The Library of Congress hosted an annual series of juried shows as part of its acquisition program for fine prints. This guide details their history and helps you discover artists, jurors, and artist prints featured and/or acquired.

Introduction

Sixteenth National Exhibition of Prints at the Library of Congress, Washington, D.C.. 1958. Library of Congress Prints & Photographs Division.

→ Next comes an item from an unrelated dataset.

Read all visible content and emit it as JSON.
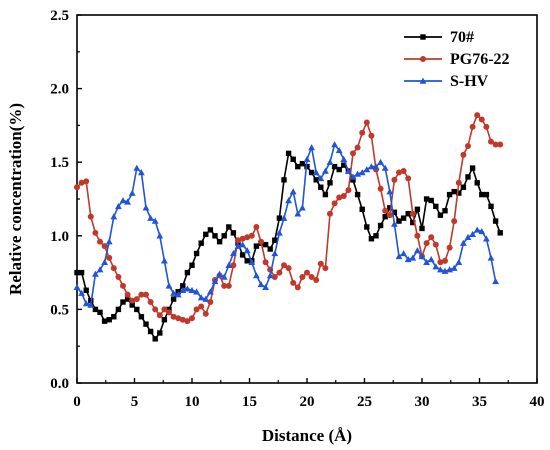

Beginning when venues for national, juried American print exhibitions were relatively rare, the Library of Congress helped increase appreciation for artist prints by organizing and mounting a series of 25 shows called the National Exhibition of Prints between 1943 and 1977. These shows engaged new audiences with the art of printmaking in a spectrum of styles from Social Realism to Abstract Expressionism and wide-ranging techniques that included lithographs, woodcuts, etchings, engravings, and screenprints. The exhibits also traced such 20th century phenomena as the postwar "Print Renaissance," the rise of collaborative workshop practice, and more. Significantly, the shows were a valuable source for selecting modern and contemporary prints to expand the permanent collection of fine prints in the Prints & Photographs Division. This research guide will help you locate the names of artists selected and rejected for each exhibition and also study trends in American graphic arts as documented in the exhibition catalogs, microfilms of the prints, and specific works added to the Library’s collections.

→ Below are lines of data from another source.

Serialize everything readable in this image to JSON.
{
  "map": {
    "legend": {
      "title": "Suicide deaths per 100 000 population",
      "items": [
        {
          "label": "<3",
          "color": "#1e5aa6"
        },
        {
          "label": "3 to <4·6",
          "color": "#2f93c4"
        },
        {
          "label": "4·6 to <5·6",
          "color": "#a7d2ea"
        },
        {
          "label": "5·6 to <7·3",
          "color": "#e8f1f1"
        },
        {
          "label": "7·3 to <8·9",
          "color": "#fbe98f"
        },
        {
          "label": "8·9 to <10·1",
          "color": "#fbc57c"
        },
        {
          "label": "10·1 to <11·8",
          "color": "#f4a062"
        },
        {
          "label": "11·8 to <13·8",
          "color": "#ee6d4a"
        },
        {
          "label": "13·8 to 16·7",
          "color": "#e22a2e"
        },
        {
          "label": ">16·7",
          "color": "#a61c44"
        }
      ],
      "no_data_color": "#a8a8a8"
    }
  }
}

During the 35-year exhibition period, over 4,600 prints were displayed and cited in the catalogs. The art works were primarily by American artists and also by printmakers from Mexico, Cuba, Canada, and a few other countries. Prints & Photographs Division staff worked with the National Exhibition of Prints jurors, who included such renowned artist/printmakers as John Taylor Arms, Fritz Eichenberg, Clare Leighton, Michael Mazur, Clare Romano, Benton Spruance, and many others. Jurors chose prints to be exhibited, and from those, purchase prizes were awarded for prints that were added to the Library's collection using a special fund bequest from the artist Joseph Pennell (1857-1926).

The Library acquired more than 500 prints or approximately 10% of the prints exhibited. Highlights include work by such luminary creators as Leonard Baskin, Isabel Bishop, Sam Gilliam, Lorenzo Homar, Martin Lewis, Sister Mary Corita Kent, Rockwell Kent, and Robert Motherwell, to name a few. The National Exhibition of Prints was an annual event at the Library from 1943 to 1960. The next several shows were mounted every three years, and the final four opened on a biennial basis until 1977 with the last three cosponsored by the Library of Congress and Smithsonian National Collection of Fine Arts (now the Smithsonian Museum of American Art).

The Library's collection of fine prints includes close to 75,000 artists' engravings, etchings, woodcuts, lithographs, and screenprints, acquired through selected gifts, copyright deposits, and purchases. Along with its multi-format, interdisciplinary collections including poetry, literature, music, and film, the Library of Congress is a primary repository for visual collections with over 16.5 million photographs, fine art and popular prints and drawings, posters, and architectural and engineering drawings.